Barangkali, untuk sekarang ini, agaknya sulit mencari wartawan/redaktur sekaliber Rosihan Anwar. Ia merupakan satu di antara wartawan langka yang pernah dimiliki Indonesia. Ia menjadi prototipe wartawan kenamaan yang memiliki daya pantau tajam, pengamatan jeli, memori kuat, kecakapan menulis mumpuni, dan pandangan kritis yang mendekati sarkastis. Selan itu, ia juga menguasahi banyak bahasa, seperti Inggris, Jerman, Belanda, Prancis, dan lain sebagainya.

Tak pelak, sejarawan Taufik Abdullah menjulukinya sebagai wartawan “enam zaman” (Kompas, 15/4). Ia menggeluti dunia wartawan sejak zaman Jepang (1942-1945), zaman Revolusi Kemerdekaan (1945-1950), masa Demokrasi Liberal (1950-1959), Demokrasi Terpimpin (1959-1965), Orde Baru (1966-1998), hingga masa Reformasi (1999-sekarang).

Dalam kariernya sebagai wartawan, Rosihan Anwar pernah menjadi pendiri Majalah Siasat (1947-1957), Redaktur Harian Merdeka, dan Pendiri/Pemimpin Redaksi Surat Kabar Pedoman (1948-1961 dan 1968-1974) yang pernah dibredel tiga kali. Bagi seorang Rosihan Anwar, dunia jurnalistik merupakan panggilan hidup.

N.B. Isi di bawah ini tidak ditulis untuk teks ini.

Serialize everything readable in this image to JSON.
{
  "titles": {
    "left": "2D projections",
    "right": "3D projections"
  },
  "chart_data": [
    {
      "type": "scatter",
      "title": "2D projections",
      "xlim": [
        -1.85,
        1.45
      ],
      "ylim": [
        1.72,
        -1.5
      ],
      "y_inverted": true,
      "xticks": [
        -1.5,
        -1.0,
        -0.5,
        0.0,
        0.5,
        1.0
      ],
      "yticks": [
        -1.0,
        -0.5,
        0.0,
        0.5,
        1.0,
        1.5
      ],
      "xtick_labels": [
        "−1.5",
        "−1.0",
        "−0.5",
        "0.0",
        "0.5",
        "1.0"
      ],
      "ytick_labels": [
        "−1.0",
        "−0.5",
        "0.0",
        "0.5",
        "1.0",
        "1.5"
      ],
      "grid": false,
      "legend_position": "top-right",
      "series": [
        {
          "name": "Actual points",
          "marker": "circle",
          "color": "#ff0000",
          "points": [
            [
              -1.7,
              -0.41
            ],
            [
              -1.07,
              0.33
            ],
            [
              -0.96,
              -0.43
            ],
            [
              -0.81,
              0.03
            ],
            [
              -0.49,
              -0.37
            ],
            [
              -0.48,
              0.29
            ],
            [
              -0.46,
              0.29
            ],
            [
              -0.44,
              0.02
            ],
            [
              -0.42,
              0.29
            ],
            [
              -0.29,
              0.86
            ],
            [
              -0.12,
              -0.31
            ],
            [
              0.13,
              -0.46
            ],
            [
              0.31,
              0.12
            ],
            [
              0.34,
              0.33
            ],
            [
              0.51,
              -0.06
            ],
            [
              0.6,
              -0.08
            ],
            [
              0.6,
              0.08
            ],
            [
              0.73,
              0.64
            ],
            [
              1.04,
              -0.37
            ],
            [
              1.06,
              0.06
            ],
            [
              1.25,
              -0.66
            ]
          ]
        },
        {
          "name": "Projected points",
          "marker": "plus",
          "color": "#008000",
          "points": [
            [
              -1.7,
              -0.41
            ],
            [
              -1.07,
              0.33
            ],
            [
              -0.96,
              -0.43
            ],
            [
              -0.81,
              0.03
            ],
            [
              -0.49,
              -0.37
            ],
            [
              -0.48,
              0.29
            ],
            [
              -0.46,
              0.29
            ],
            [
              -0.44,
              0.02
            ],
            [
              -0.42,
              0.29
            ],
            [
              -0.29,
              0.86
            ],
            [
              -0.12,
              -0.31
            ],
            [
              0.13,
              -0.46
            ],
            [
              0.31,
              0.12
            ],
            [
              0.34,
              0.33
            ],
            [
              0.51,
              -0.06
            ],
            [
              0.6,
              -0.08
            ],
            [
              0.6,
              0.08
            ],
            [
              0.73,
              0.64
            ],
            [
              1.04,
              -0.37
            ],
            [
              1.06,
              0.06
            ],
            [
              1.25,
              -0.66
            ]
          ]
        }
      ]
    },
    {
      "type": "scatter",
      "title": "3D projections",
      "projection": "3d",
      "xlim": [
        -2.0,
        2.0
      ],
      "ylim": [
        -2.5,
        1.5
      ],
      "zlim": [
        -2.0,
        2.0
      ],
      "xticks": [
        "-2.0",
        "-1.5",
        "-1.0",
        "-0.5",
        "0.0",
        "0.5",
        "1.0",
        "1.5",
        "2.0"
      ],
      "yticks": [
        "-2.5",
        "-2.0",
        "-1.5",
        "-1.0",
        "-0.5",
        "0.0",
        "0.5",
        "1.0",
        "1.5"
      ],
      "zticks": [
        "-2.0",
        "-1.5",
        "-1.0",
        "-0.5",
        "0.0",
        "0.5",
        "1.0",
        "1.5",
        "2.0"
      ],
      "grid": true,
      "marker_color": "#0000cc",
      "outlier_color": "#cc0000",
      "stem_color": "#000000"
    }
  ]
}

Nafas jurnalistiknya semakin kentara ketika ia juga menyebarkan gagasan-gagasannya ke media asing, seperti Het Vriye Volk (Belanda), The Hindustan Times (India), The Melbourne Age (Australia), The Straits Time (Singapura), New Straits Time (Malaysia) dan Asia Week (Hongkong).

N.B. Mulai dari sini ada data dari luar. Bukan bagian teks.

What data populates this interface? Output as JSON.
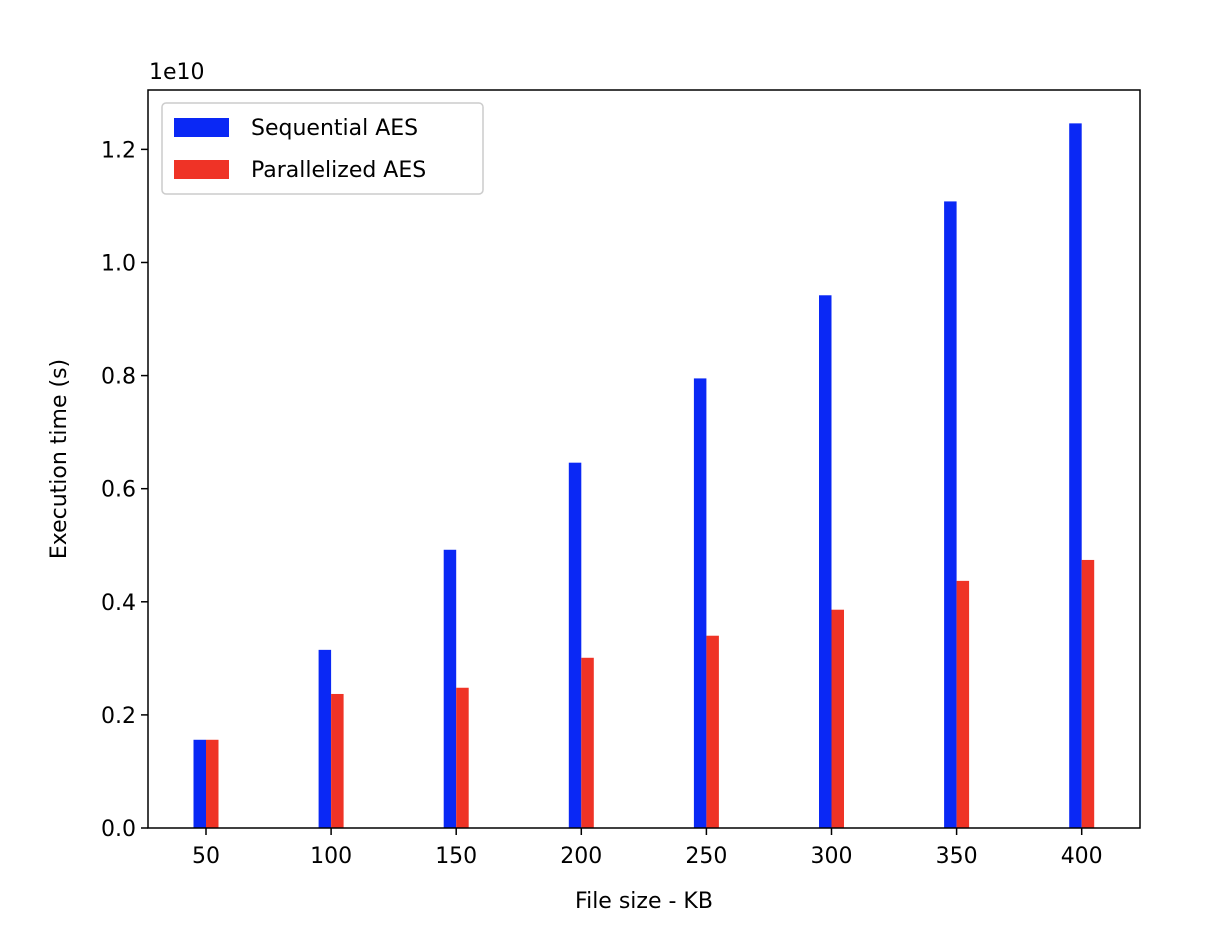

Keran itu, di mata para tokoh, Rosihan Anwar tak ubahnya sebagai saksi sejarah Indonesia. Ia adalah wartawan, pelaku dan pencatat sejarah, pejuang kemerdekaan, serta pemikir yang terus aktif menyumbangkan gagasan-gagasan kritis hingga akhir hayat. Bahkan sebelum meninggal, ia sempat menyiapkan buku berjudul Belahan Jiwa: Memoar Kasih Sayang Percintaan Rosihan Anwar dan Zuraidah Sanawi yang rencananya akan diterbitkan Mei mendatang oleh penerbit Kompas-Gramedia.

Inspirasi Wartawan Muda

Tentu bagi para wartawan muda, sosok Rosihan Anwar sangat menginspirasi sekaligus memberikan amunisi baru bagi wajah wartawan Indonesia yang penuh idiologis dan sakrastis. “Profesi wartawan itu panggilan hidup, bukan pekerjaan atau karier,” begitu ia selalu berpesan. Rosihan Anwar telah mengajarkan banyak hal dalam dunia wartawan yang di dalamnya mencakup kejujuran, dedikasi, tangguungjawab, mencintai profesi, memperjuangkan kebenaran meskipun itu pahit.

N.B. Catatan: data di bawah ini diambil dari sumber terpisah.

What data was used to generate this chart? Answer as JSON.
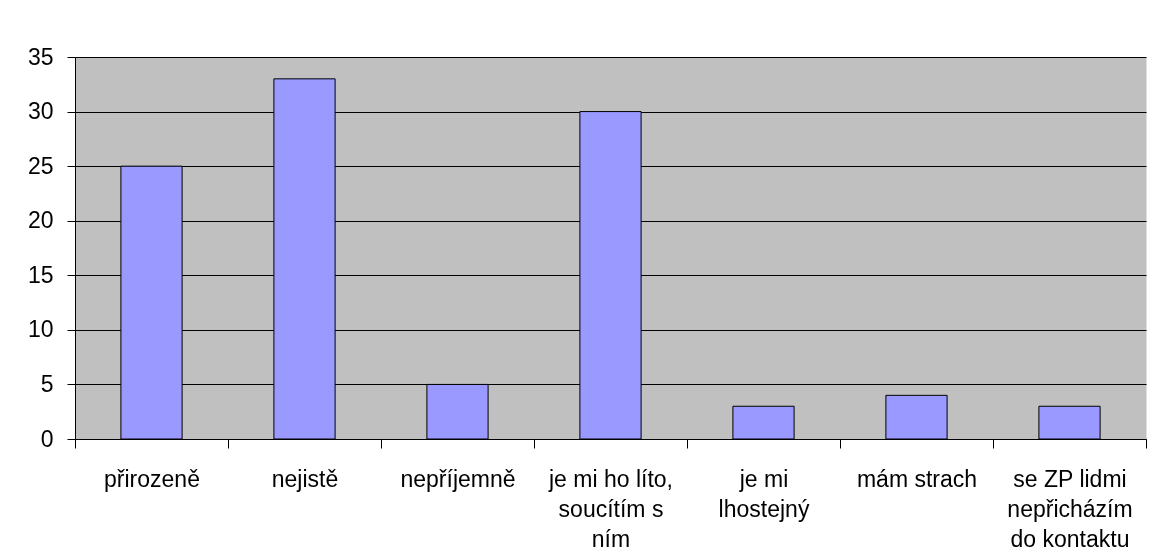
{
  "chart_data": {
    "type": "bar",
    "categories": [
      "přirozeně",
      "nejistě",
      "nepříjemně",
      "je mi ho líto, soucítím s ním",
      "je mi lhostejný",
      "mám strach",
      "se ZP lidmi nepřicházím do kontaktu"
    ],
    "values": [
      25,
      33,
      5,
      30,
      3,
      4,
      3
    ],
    "color": "#9999ff",
    "ylim": [
      0,
      35
    ],
    "yticks": [
      0,
      5,
      10,
      15,
      20,
      25,
      30,
      35
    ],
    "grid": "y"
  }
}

Pada titik inilah, suami almarhum Siti Zuraida Sanawi itu hadir dalam pentas sejarah Indonesia dengan penuh makna. Ia telah mengajarkan kecerdasan bercerita dan mendedah kata. Banyak orang bilang, ia merupakan wartawan-penyair, yang nyaris pada tiap laporan atau esai-esainya membawa hanyut pembaca. Tulisannya tidak hanya mengandung greget keberanian, tapi juga ketulusan dan pencerahan. Ia mengakui pernah berkaca pada kakak ipar dan teman sekelasnya, Usmar Ismail--legenda perfileman nasional--tentang ketulusan dan kesunggguhan dalam bekerja.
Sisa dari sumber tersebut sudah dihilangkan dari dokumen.